Core Concepts
hypequery has three core ideas, a typed schema that mirrors your ClickHouse tables, query definitions that wrap your analytics logic in reusable units, and execution modes that let you run those definitions anywhere. This page covers each briefly.
Schema & Connection
hypequery generates TypeScript types directly from your ClickHouse database. When you run npx hypequery generate, it introspects your tables and produces a schema file:
export interface IntrospectedSchema { trips: { trip_id: 'String'; pickup_datetime: 'DateTime'; total_amount: 'Float64'; passenger_count: 'UInt8'; }; }
You then pass this schema to createQueryBuilder, which gives you a typed query builder bound to your database:
import { createQueryBuilder } from '@hypequery/clickhouse'; import type { IntrospectedSchema } from './schema'; export const db = createQueryBuilder<IntrospectedSchema>({ host: process.env.CLICKHOUSE_HOST!, database: process.env.CLICKHOUSE_DATABASE!, username: process.env.CLICKHOUSE_USERNAME!, password: process.env.CLICKHOUSE_PASSWORD, });
From this point on, every table name, column name, and type is checked at compile time. If you rename a column in ClickHouse and regenerate, TypeScript will surface every broken reference before your code runs.
Query Definitions
A query definition is a TypeScript function registered with initServe(). It receives a context object (with your db instance) and optional validated input, and returns data:
import { initServe } from '@hypequery/serve'; import { z } from 'zod'; import { db } from './client'; const { define, queries, query } = initServe({ context: () => ({ db }), }); export const api = define({ queries: queries({ weeklyRevenue: query .describe('Weekly revenue grouped by pickup week') .input(z.object({ start: z.string(), end: z.string() })) .output(z.array(z.object({ week: z.string(), total: z.number() }))) .query(async ({ ctx, input }) => { const rows = await ctx.db .table('trips') .where('pickup_datetime', 'gte', input.start) .where('pickup_datetime', 'lte', input.end) .sum('total_amount', 'total') .groupBy(['week']) .orderBy('week', 'ASC') .execute(); return rows.map((row) => ({ week: row.week, total: Number(row.total ?? 0), })); }), }), });
A few things to note:
- context runs per-request and provides dependencies. Your db instance lives here, along with anything else your queries need (user ID, tenant, etc.).
- input and output are optional Zod schemas. When present, inputs are validated before your query runs, and outputs are checked before they're returned. These schemas also drive OpenAPI doc generation.
- describe adds documentation that appears in the auto-generated API docs.
- Definitions are portable. The same api object works in every execution mode below — you write the query once and run it wherever you need it.
Execution
The api object you get from define() supports three ways to run your queries:
Direct Execution
Call api.run() in-process with no HTTP layer.
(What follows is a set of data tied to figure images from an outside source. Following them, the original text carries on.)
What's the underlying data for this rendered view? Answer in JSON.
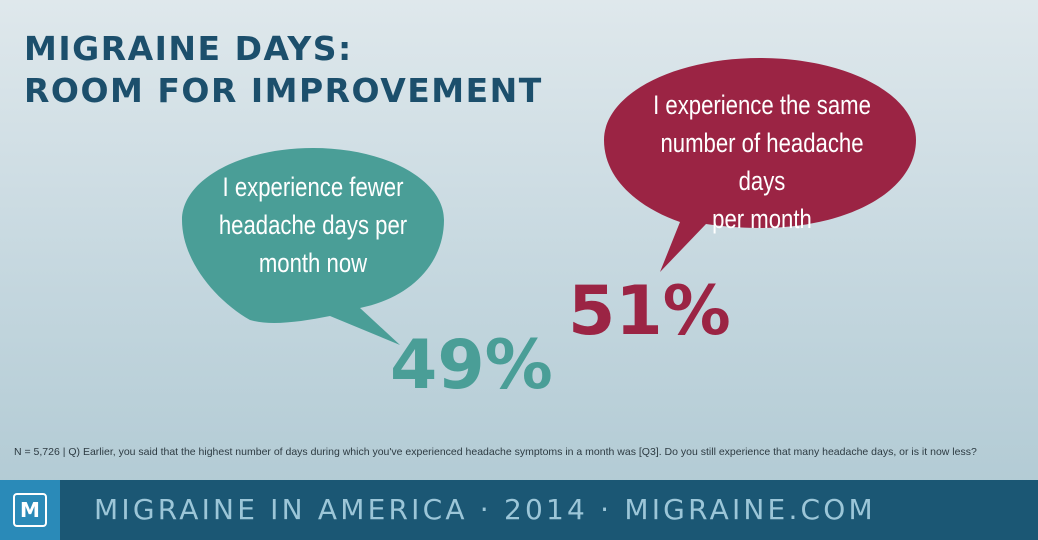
{
  "title": {
    "line1": "MIGRAINE DAYS:",
    "line2": "ROOM FOR IMPROVEMENT"
  },
  "chart_data": {
    "type": "pie",
    "categories": [
      "I experience fewer headache days per month now",
      "I experience the same number of headache days per month"
    ],
    "values": [
      49,
      51
    ],
    "unit": "%",
    "colors": [
      "#4a9e97",
      "#9b2444"
    ]
  },
  "bubbles": {
    "fewer": {
      "line1": "I experience fewer",
      "line2": "headache days per",
      "line3": "month now",
      "value_label": "49%"
    },
    "same": {
      "line1": "I experience the same",
      "line2": "number of headache days",
      "line3": "per month",
      "value_label": "51%"
    }
  },
  "footnote": "N = 5,726  |  Q) Earlier, you said that the highest number of days during which you've experienced headache symptoms in a month was [Q3]. Do you still experience that many headache  days, or is it now less?",
  "footer": {
    "logo_letter": "M",
    "text": "MIGRAINE IN AMERICA · 2014 · MIGRAINE.COM"
  },
  "colors": {
    "title": "#1c4f6c",
    "teal": "#4a9e97",
    "red": "#9b2444",
    "footer_bg": "#1b5774",
    "logo_bg": "#2a8ab8",
    "footer_text": "#9cc6d8"
  }
}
Use this in scripts, cron jobs, background workers, or server-side rendering:
const data = await api.run('weeklyRevenue', { start: '2025-01-01', end: '2025-03-31', });
HTTP
Mount api.handler with an adapter to expose your queries as REST endpoints with auto-generated OpenAPI documentation:
import { createFetchHandler } from '@hypequery/serve'; // In a Next.js catch-all route, Cloudflare Worker, or any Fetch-compatible runtime: const handler = createFetchHandler(api.handler); // Or with Node's http module / Express / Fastify: import { createNodeHandler } from '@hypequery/serve'; const handler = createNodeHandler(api.handler);
Routes are registered on the api object:
api .route('/weekly-revenue', api.queries.weeklyRevenue) .route('/passenger-stats', api.queries.passengerStats);
React Hooks
Generate type-safe hooks from your API definition, powered by TanStack Query:
import { createHooks } from '@hypequery/react'; import type { ApiDefinition } from './queries'; export const { useQuery } = createHooks<ApiDefinition>({ baseUrl: '/api/analytics', });
Then in a component:
function RevenueChart() { const { data, isLoading } = useQuery('weeklyRevenue', { start: '2025-01-01', end: '2025-03-31', }); if (isLoading) return <p>Loading...</p>; return <Chart data={data} />; }
The query name, input shape, and return type are all inferred from your definitioN, no manual type wiring needed.